Marriage and Chronic Illness
Sheryl and I have been married for 43 years. We were married when I was 19, and she was 20 (one might say she stole me from my mommy’s arms, I mean not me, of course, but someone might 😊). Since our marriage has and continues to evolve, we say we have had multiple marriages, for various reasons. But, of the many marriages we have had, I like the present one the best. Maybe it is because in our 60s we are more settled, more content and better situated for the future.
Chronic illness and marriage
Even though our marriage has changed and evolved, one thing has and will always be consistent in our relationship: chronic illness. I was diagnosed with diabetes at the age of 17. Sheryl and I started dating when I was 18, so she has never known me without chronic disease.
I thought (and I expressed to Sheryl) that my life would be shorter, less certain, and riskier because of diabetes. I was not wrong for the times. In 1976 the level of diabetes care meant that I should have expected to be disabled in my 40s and likely dead in my 50s. Imagine asking a woman to marry you, then telling her that before she said yes, we need to discuss chronic illness, including death. It was a complicated proposal.
To Sheryl’s credit and my good fortune, she said yes. About six months later, we were married. I was a sophomore in college; she worked at a large grocery store as a cashier. We had little money and big hopes plus an uncertain future, talk about a way to start.

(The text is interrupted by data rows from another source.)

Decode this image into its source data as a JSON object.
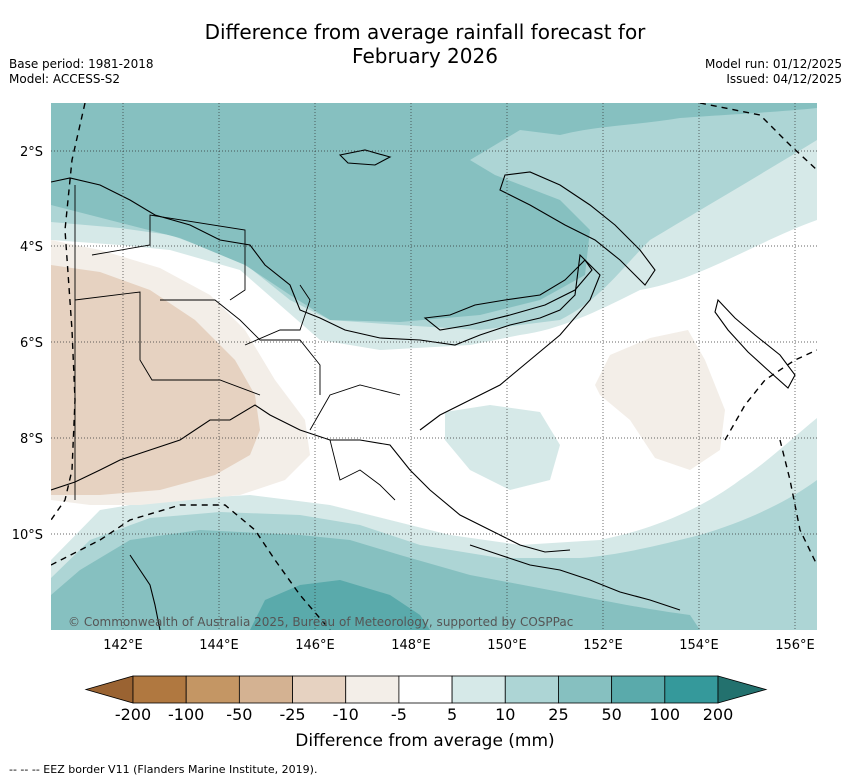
{
  "title_line1": "Difference from average rainfall forecast for",
  "title_line2": "February 2026",
  "base_period": "Base period: 1981-2018",
  "model": "Model: ACCESS-S2",
  "model_run": "Model run: 01/12/2025",
  "issued": "Issued: 04/12/2025",
  "copyright": "© Commonwealth of Australia 2025, Bureau of Meteorology, supported by COSPPac",
  "lat_labels": [
    "2°S",
    "4°S",
    "6°S",
    "8°S",
    "10°S"
  ],
  "lon_labels": [
    "142°E",
    "144°E",
    "146°E",
    "148°E",
    "150°E",
    "152°E",
    "154°E",
    "156°E"
  ],
  "colorbar": {
    "title": "Difference from average (mm)",
    "ticks": [
      "-200",
      "-100",
      "-50",
      "-25",
      "-10",
      "-5",
      "5",
      "10",
      "25",
      "50",
      "100",
      "200"
    ],
    "colors": [
      "#9a6332",
      "#b07840",
      "#c49664",
      "#d4b292",
      "#e6d2c1",
      "#f3eee8",
      "#ffffff",
      "#d6e9e8",
      "#add5d5",
      "#86c0c0",
      "#5aaaab",
      "#35999b",
      "#23716e"
    ]
  },
  "eez_note": "-- -- -- EEZ border V11 (Flanders Marine Institute, 2019)."
}
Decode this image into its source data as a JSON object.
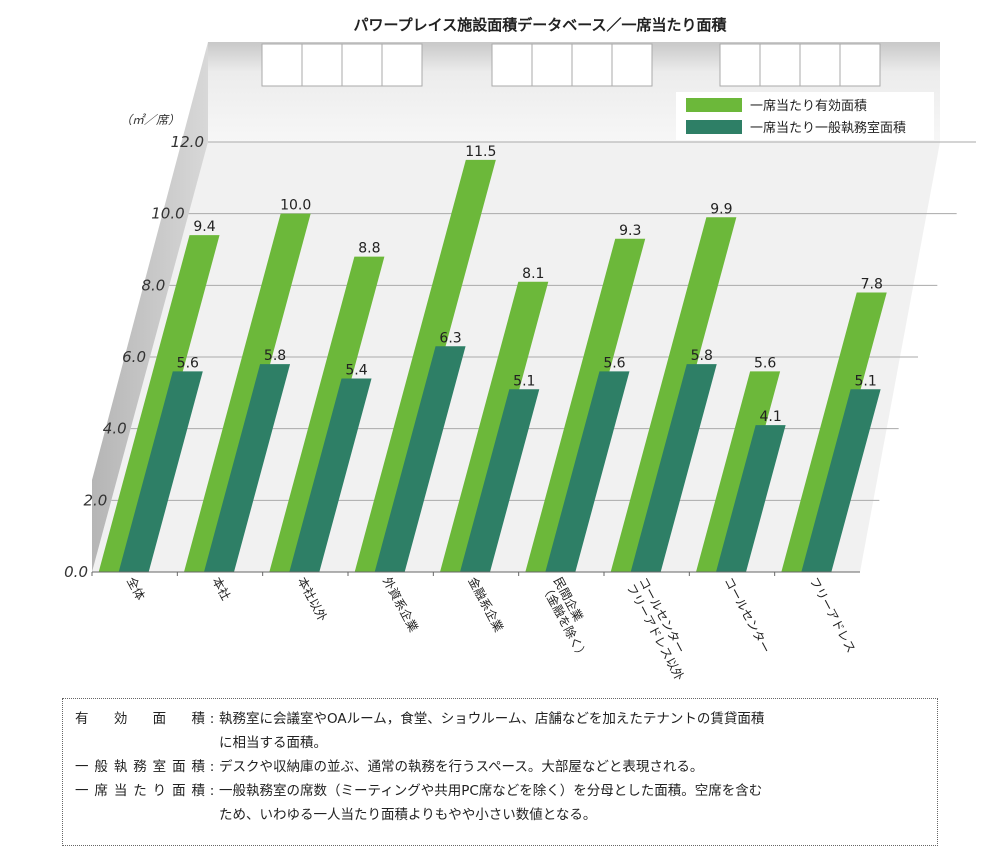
{
  "chart_data": {
    "type": "bar",
    "title": "パワープレイス施設面積データベース／一席当たり面積",
    "unit_label": "（㎡／席）",
    "ylim": [
      0,
      12
    ],
    "y_ticks": [
      "0.0",
      "2.0",
      "4.0",
      "6.0",
      "8.0",
      "10.0",
      "12.0"
    ],
    "categories": [
      "全体",
      "本社",
      "本社以外",
      "外資系企業",
      "金融系企業",
      "民間企業（金融を除く）",
      "コールセンターフリーアドレス以外",
      "コールセンター",
      "フリーアドレス"
    ],
    "category_lines": [
      [
        "全体"
      ],
      [
        "本社"
      ],
      [
        "本社以外"
      ],
      [
        "外資系企業"
      ],
      [
        "金融系企業"
      ],
      [
        "民間企業",
        "（金融を除く）"
      ],
      [
        "コールセンター",
        "フリーアドレス以外"
      ],
      [
        "コールセンター"
      ],
      [
        "フリーアドレス"
      ]
    ],
    "series": [
      {
        "name": "一席当たり有効面積",
        "color": "#6cb83a",
        "values": [
          9.4,
          10.0,
          8.8,
          11.5,
          8.1,
          9.3,
          9.9,
          5.6,
          7.8
        ]
      },
      {
        "name": "一席当たり一般執務室面積",
        "color": "#2e7f66",
        "values": [
          5.6,
          5.8,
          5.4,
          6.3,
          5.1,
          5.6,
          5.8,
          4.1,
          5.1
        ]
      }
    ],
    "value_labels": [
      [
        "9.4",
        "10.0",
        "8.8",
        "11.5",
        "8.1",
        "9.3",
        "9.9",
        "5.6",
        "7.8"
      ],
      [
        "5.6",
        "5.8",
        "5.4",
        "6.3",
        "5.1",
        "5.6",
        "5.8",
        "4.1",
        "5.1"
      ]
    ],
    "legend_position": "top-right",
    "grid": true
  },
  "notes": [
    {
      "term": "有効面積",
      "desc_lines": [
        "執務室に会議室やOAルーム，食堂、ショウルーム、店舗などを加えたテナントの賃貸面積",
        "に相当する面積。"
      ]
    },
    {
      "term": "一般執務室面積",
      "desc_lines": [
        "デスクや収納庫の並ぶ、通常の執務を行うスペース。大部屋などと表現される。"
      ]
    },
    {
      "term": "一席当たり面積",
      "desc_lines": [
        "一般執務室の席数（ミーティングや共用PC席などを除く）を分母とした面積。空席を含む",
        "ため、いわゆる一人当たり面積よりもやや小さい数値となる。"
      ]
    }
  ]
}
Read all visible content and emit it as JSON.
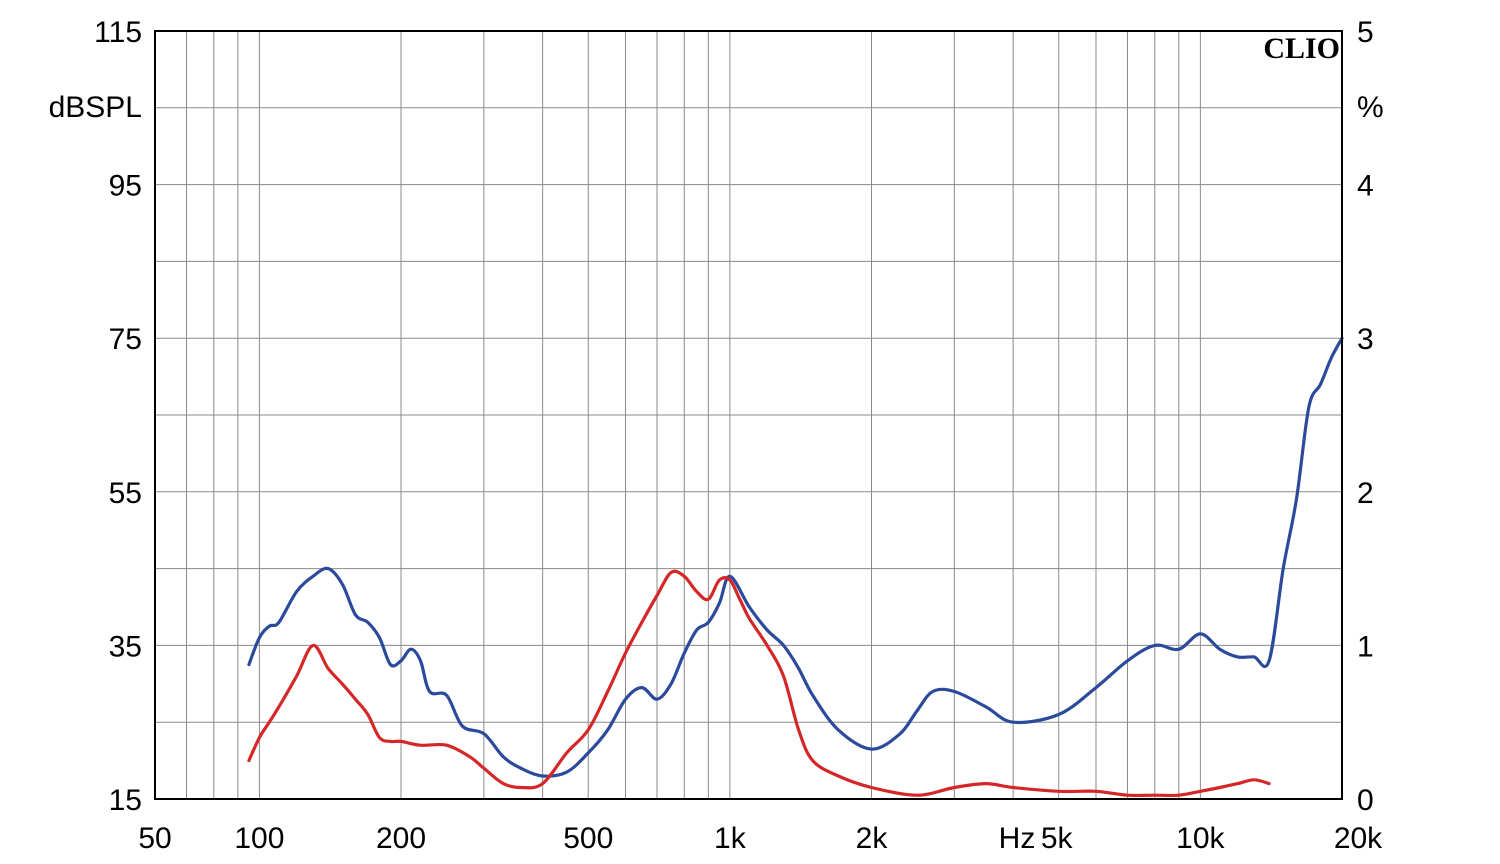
{
  "chart_data": {
    "type": "line",
    "title": "",
    "brand": "CLIO",
    "xlabel": "Hz",
    "ylabel_left": "dBSPL",
    "ylabel_right": "%",
    "x_scale": "log",
    "xlim": [
      60,
      20000
    ],
    "ylim_left": [
      15,
      115
    ],
    "ylim_right": [
      0,
      5
    ],
    "grid": true,
    "x_ticks": [
      {
        "label": "50",
        "value": 50
      },
      {
        "label": "100",
        "value": 100
      },
      {
        "label": "200",
        "value": 200
      },
      {
        "label": "500",
        "value": 500
      },
      {
        "label": "1k",
        "value": 1000
      },
      {
        "label": "2k",
        "value": 2000
      },
      {
        "label": "5k",
        "value": 5000
      },
      {
        "label": "10k",
        "value": 10000
      },
      {
        "label": "20k",
        "value": 20000
      }
    ],
    "y_ticks_left": [
      "15",
      "35",
      "55",
      "75",
      "95",
      "115"
    ],
    "y_ticks_right": [
      "0",
      "1",
      "2",
      "3",
      "4",
      "5"
    ],
    "series": [
      {
        "color": "#2c4a9c",
        "axis": "left",
        "x": [
          95,
          100,
          105,
          110,
          120,
          130,
          140,
          150,
          160,
          170,
          180,
          190,
          200,
          210,
          220,
          230,
          250,
          270,
          300,
          330,
          360,
          400,
          450,
          500,
          550,
          600,
          650,
          700,
          750,
          800,
          850,
          900,
          950,
          1000,
          1100,
          1200,
          1300,
          1400,
          1500,
          1700,
          2000,
          2300,
          2500,
          2700,
          3000,
          3500,
          4000,
          5000,
          6000,
          7000,
          8000,
          9000,
          10000,
          11000,
          12000,
          13000,
          14000,
          15000,
          16000,
          17000,
          18000,
          19000,
          20000
        ],
        "y": [
          32.5,
          36,
          37.5,
          38,
          42,
          44,
          45,
          43,
          39,
          38,
          36,
          32.5,
          33,
          34.5,
          33,
          29,
          28.5,
          24.5,
          23.5,
          20.5,
          19,
          18,
          18.5,
          21,
          24,
          28,
          29.5,
          28,
          30,
          34,
          37,
          38,
          40.5,
          44,
          40,
          37,
          35,
          32,
          28.5,
          24,
          21.5,
          23.5,
          26.5,
          29,
          29,
          27,
          25,
          26,
          29.5,
          33,
          35,
          34.5,
          36.5,
          34.5,
          33.5,
          33.5,
          33,
          45,
          54,
          66,
          69,
          72.5,
          75
        ]
      },
      {
        "color": "#d62728",
        "axis": "left",
        "x": [
          95,
          100,
          105,
          110,
          120,
          130,
          140,
          150,
          160,
          170,
          180,
          190,
          200,
          220,
          250,
          280,
          300,
          330,
          360,
          400,
          450,
          500,
          550,
          600,
          650,
          700,
          750,
          800,
          850,
          900,
          950,
          1000,
          1050,
          1100,
          1200,
          1300,
          1400,
          1500,
          1700,
          2000,
          2500,
          3000,
          3500,
          4000,
          5000,
          6000,
          7000,
          8000,
          9000,
          10000,
          11000,
          12000,
          13000,
          14000
        ],
        "y": [
          20,
          23,
          25,
          27,
          31,
          35,
          32,
          30,
          28,
          26,
          23,
          22.5,
          22.5,
          22,
          22,
          20.5,
          19,
          17,
          16.5,
          17,
          21,
          24,
          29,
          34,
          38,
          41.5,
          44.5,
          44,
          42,
          41,
          43.5,
          43.5,
          41,
          38.5,
          35,
          31,
          24,
          20,
          18,
          16.5,
          15.5,
          16.5,
          17,
          16.5,
          16,
          16,
          15.5,
          15.5,
          15.5,
          16,
          16.5,
          17,
          17.5,
          17
        ]
      }
    ]
  }
}
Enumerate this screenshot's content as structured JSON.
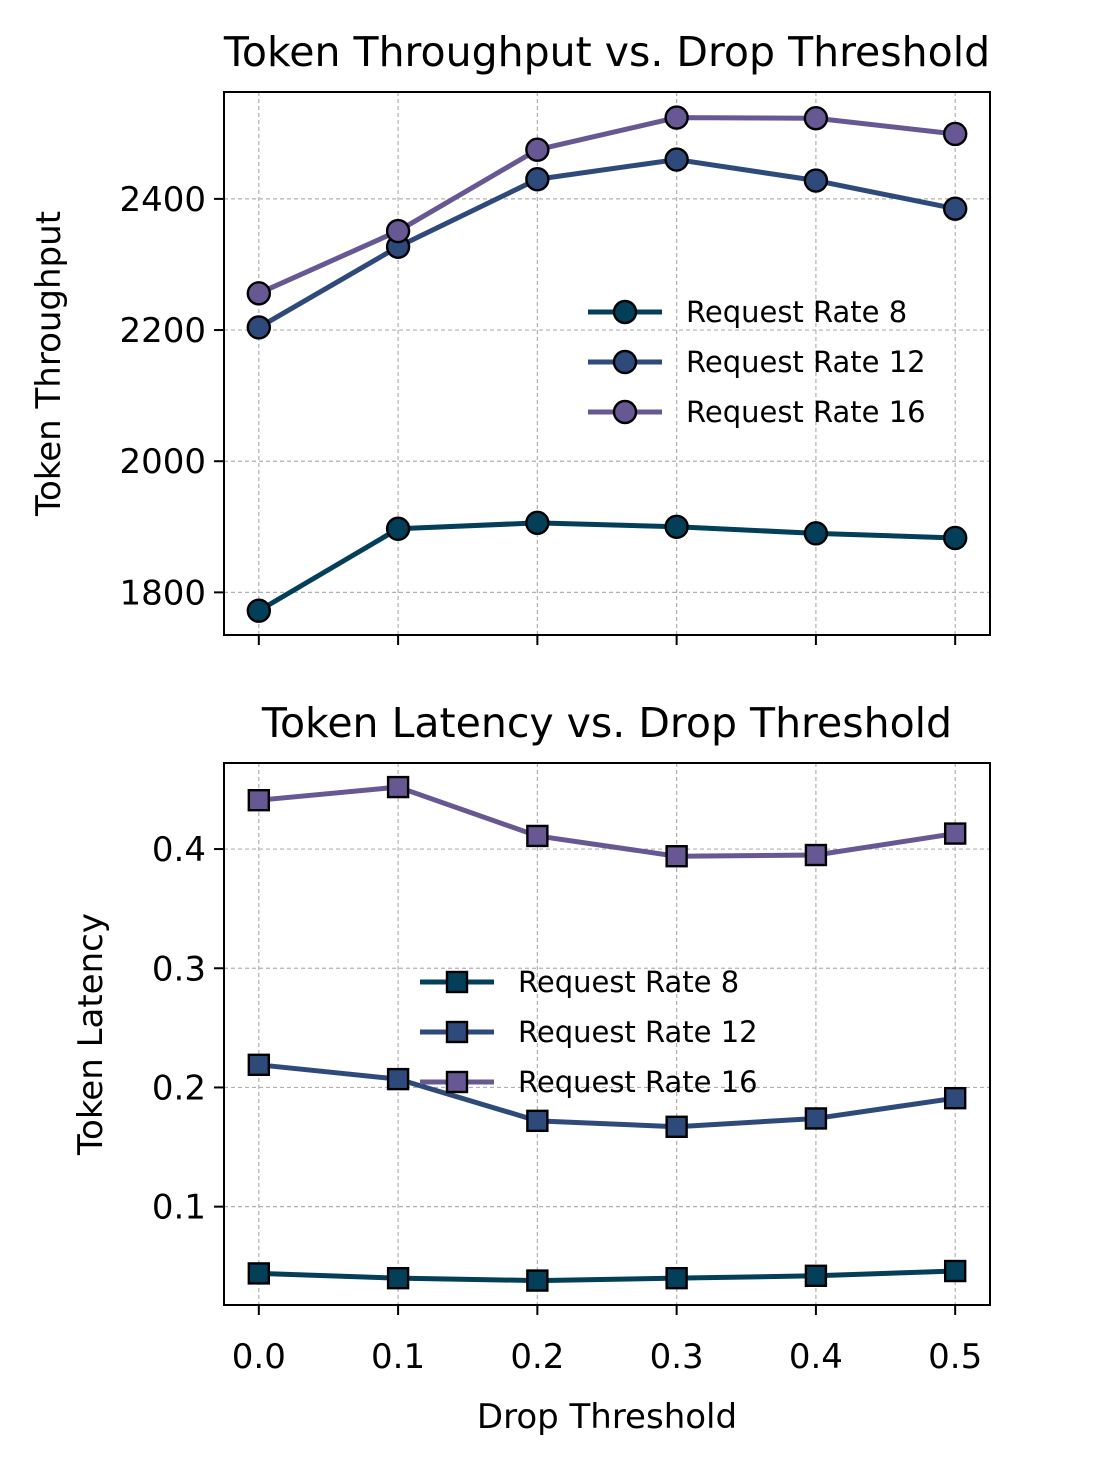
{
  "chart_data": [
    {
      "type": "line",
      "title": "Token Throughput vs. Drop Threshold",
      "xlabel": "",
      "ylabel": "Token Throughput",
      "x": [
        0.0,
        0.1,
        0.2,
        0.3,
        0.4,
        0.5
      ],
      "x_tick_labels": [
        "0.0",
        "0.1",
        "0.2",
        "0.3",
        "0.4",
        "0.5"
      ],
      "show_x_tick_labels": false,
      "xlim": [
        -0.025,
        0.525
      ],
      "ylim": [
        1735,
        2563
      ],
      "y_ticks": [
        1800,
        2000,
        2200,
        2400
      ],
      "y_tick_labels": [
        "1800",
        "2000",
        "2200",
        "2400"
      ],
      "grid": true,
      "marker": "circle",
      "legend_position": "center-right",
      "series": [
        {
          "name": "Request Rate 8",
          "color": "#033f58",
          "values": [
            1772,
            1897,
            1906,
            1900,
            1890,
            1883
          ]
        },
        {
          "name": "Request Rate 12",
          "color": "#2e4a7a",
          "values": [
            2204,
            2327,
            2430,
            2460,
            2428,
            2385
          ]
        },
        {
          "name": "Request Rate 16",
          "color": "#675792",
          "values": [
            2256,
            2351,
            2475,
            2524,
            2523,
            2499
          ]
        }
      ]
    },
    {
      "type": "line",
      "title": "Token Latency vs. Drop Threshold",
      "xlabel": "Drop Threshold",
      "ylabel": "Token Latency",
      "x": [
        0.0,
        0.1,
        0.2,
        0.3,
        0.4,
        0.5
      ],
      "x_tick_labels": [
        "0.0",
        "0.1",
        "0.2",
        "0.3",
        "0.4",
        "0.5"
      ],
      "show_x_tick_labels": true,
      "xlim": [
        -0.025,
        0.525
      ],
      "ylim": [
        0.0175,
        0.4722
      ],
      "y_ticks": [
        0.1,
        0.2,
        0.3,
        0.4
      ],
      "y_tick_labels": [
        "0.1",
        "0.2",
        "0.3",
        "0.4"
      ],
      "grid": true,
      "marker": "square",
      "legend_position": "center",
      "series": [
        {
          "name": "Request Rate 8",
          "color": "#033f58",
          "values": [
            0.044,
            0.04,
            0.038,
            0.04,
            0.042,
            0.046
          ]
        },
        {
          "name": "Request Rate 12",
          "color": "#2e4a7a",
          "values": [
            0.219,
            0.207,
            0.172,
            0.167,
            0.174,
            0.191
          ]
        },
        {
          "name": "Request Rate 16",
          "color": "#675792",
          "values": [
            0.441,
            0.452,
            0.411,
            0.394,
            0.395,
            0.413
          ]
        }
      ]
    }
  ]
}
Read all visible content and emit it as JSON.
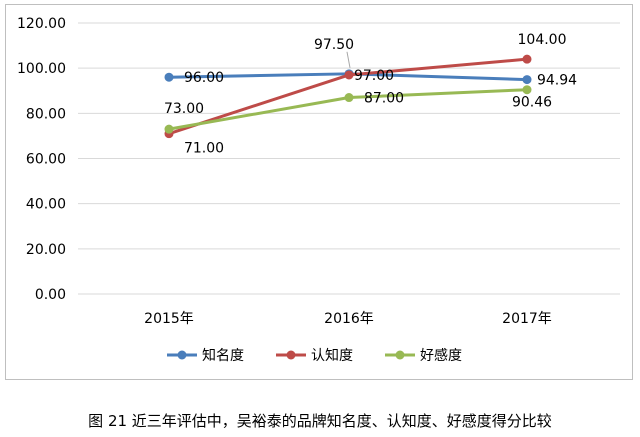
{
  "chart_data": {
    "type": "line",
    "categories": [
      "2015年",
      "2016年",
      "2017年"
    ],
    "series": [
      {
        "name": "知名度",
        "values": [
          96.0,
          97.5,
          94.94
        ],
        "labels": [
          "96.00",
          "97.50",
          "94.94"
        ],
        "color": "#4a7ebb"
      },
      {
        "name": "认知度",
        "values": [
          71.0,
          97.0,
          104.0
        ],
        "labels": [
          "71.00",
          "97.00",
          "104.00"
        ],
        "color": "#be4b48"
      },
      {
        "name": "好感度",
        "values": [
          73.0,
          87.0,
          90.46
        ],
        "labels": [
          "73.00",
          "87.00",
          "90.46"
        ],
        "color": "#98b954"
      }
    ],
    "ylim": [
      0,
      120
    ],
    "yticks": [
      "0.00",
      "20.00",
      "40.00",
      "60.00",
      "80.00",
      "100.00",
      "120.00"
    ],
    "grid": true,
    "legend": "bottom"
  },
  "caption": "图 21 近三年评估中，吴裕泰的品牌知名度、认知度、好感度得分比较"
}
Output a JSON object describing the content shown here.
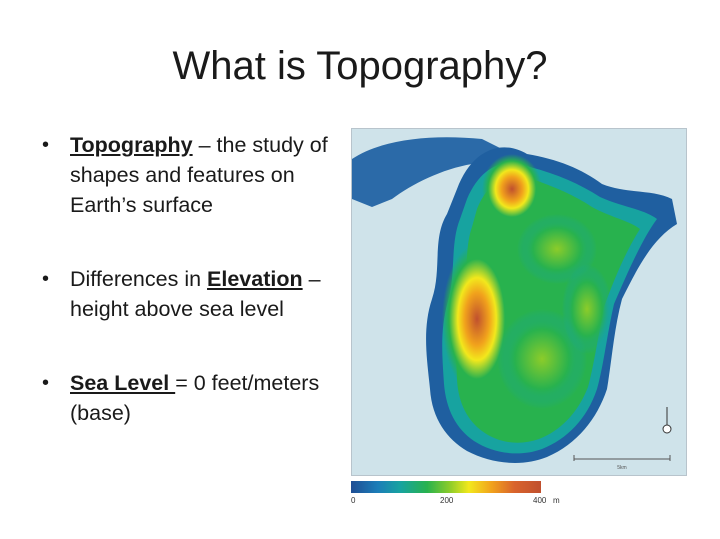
{
  "slide": {
    "title": "What is Topography?",
    "bullets": [
      {
        "term": "Topography",
        "text": " – the study of shapes and features on Earth’s surface"
      },
      {
        "pre": "Differences in ",
        "term": "Elevation",
        "text": " – height above sea level"
      },
      {
        "term": "Sea Level ",
        "text": "= 0 feet/meters (base)"
      }
    ]
  },
  "map": {
    "legend": {
      "min_label": "0",
      "mid_label": "200",
      "max_label": "400",
      "unit": "m"
    },
    "scale_label": "5km",
    "colors": {
      "water": "#cfe3ea",
      "low": "#1f4e94",
      "mid": "#28b24e",
      "high": "#f2e81c",
      "peak": "#c0502e"
    }
  }
}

Two years later, we had our first child, and of course, the pressure mounted. With the arrival of our son, I had so much more concern about my health. Two years later, I was working in my field, and we had our second child. And already, we were on our second or third marriage. Each time our circumstances changed, we had to renegotiate what it meant to be married.
The challenge of arthritis
We were doing well when I was in my 40s. At the time, I was making more money than I dreamed possible and learning to deal with the new challenges of a job at the top of a growing organization. Luckily, the understanding and tools to manage diabetes had changed remarkably, and it was no longer foreordained that the life of a person with type 1 diabetes would be shorter, more painful, and the cause of early death.
One might rejoice about that news, and yes, I was doing well. But I also felt terrible. I had no notion of what it was, and that how I felt would cause us to enter a new marriage once again, but the diagnosis of RA was the trigger for many changes in our life.
We understood that RA was significant, that it might shorten my work life and change our married life. That was in 2000. I would go on to work another eight years, the pressure was immense, and the impact on my body was unreal. By the time I had to stop working my body was a wreck, and getting worse.
In 2013 I had the new diagnosis of ankylosing spondylitis, and that just deepened the pressure that rheumatic disease was causing. Almost with each year, it felt like my body was rebelling more and more.
Our relationship is built on change
Luckily, our marriage was built on the knowledge that it would be ever-evolving. When Sheryl retired, that changed our marriage once again. We were grandparents, and we had surgery (lots and lots of surgery). It has seemed like as we entered into a time that we should be more relaxed, we have been impacted most by chronic disease.
What I can say, however, is that the very thing which concerned me the most (diabetes) when I asked Sheryl to marry me is perhaps the least of our issues. Instead, AS and RA now dominate our plans and our lives. How are you feeling, when is methotrexate this week, can we do something based on the infusion schedule are questions we have to ask ourselves daily.
As we have aged, it is unlikely to change much, and that itself will no doubt launch new kinds of marriages. What if Sheryl gets ill? Will I be able to support her in the way she has helped me for so long? What if we require more assistance to live, will one of us stay in the house and one go to a residential treatment center? What will happen when Medicare and a Medicare supplement are our sole insurance, will we be able to maintain my level of intensive therapy? What happens if we cannot?
All of these things are bound to happen, and they will produce new kinds of marriages. Marriages we likely cannot even imagine at this time. But one thing we do know is that our marriages over the years have never been static; we evolve together and separately so we can face new challenges.
Come to think of it; that is precisely what people with AS are required to do in our personal lives. We will never stay the same; the key is to evolve naturally and embrace the changes. After all, what choice do we have?
How has your relationship evolved with changes in your condition?